On April 13, 2015, Village Board members Janel Subjack, Joseph Cerrie and Phyllis Jones decided to terminate the school resource officer agreement with the district — and never even attempted to reach out to the schools to discuss a solution. They did so, partly out of necessity, since there would be a budget deficit due to the closing of Carriage House.

There was no public protest at the time to the village and there has been little since — until recent Fredonia school board meetings.

To this Village Board’s credit, it tried to work out a deal with the school. But one party in February reneged on the opportunity. Knowing how dysfunctional and uncooperative the village can be, we believe it was them. School board President Michael Bobseine spoke quite candidly about what the district was offering in a Feb. 17 OBSERVER article.

“To our thinking, the village asked for $40,000 annually to provide the district a part-time SRO. The district used to pay the village $22,000 annually. After meeting with village officials, our board authorized a prorated, two-year contract that would pay the village the equivalent of $35,000 annually for a set numbers of hours weekly,” he said.

“After receiving our proposal, the village sent the district another counterproposal. The counterproposal did not provide A) the assurance for services and accounting that we asked for; and B) was not prorated as we proposed.”
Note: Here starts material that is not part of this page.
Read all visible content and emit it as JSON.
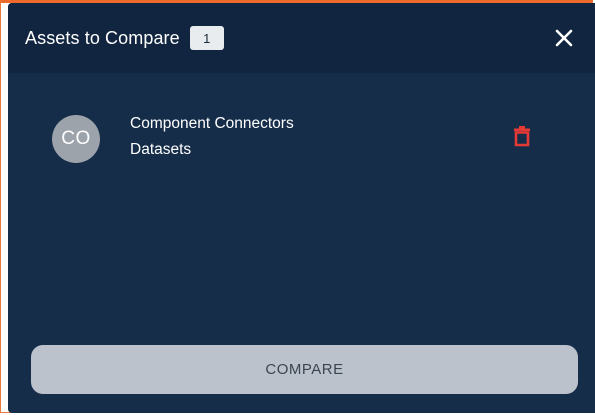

So why is there no officer in Fredonia schools? In a nutshell:

¯ Previous Village Board members eliminated the position without any discussion with the district.

¯ Attempted agreements, which included more money from the district, cannot be settled upon, specifically by the village.

Bottom line: the village handles the policing. It can certainly spare an officer from Monday to Friday for even two to three hours at the school. If an event happens that forces the officer to leave, that is still better than no officer at all.

At least 1,500 people are at that district campus from 7 a.m. to 3 p.m. Monday to Friday nine months a year. A police presence at that site in the village makes sense.

Elected village officials have the authority to make this happen. Hearing anything else is just one more excuse.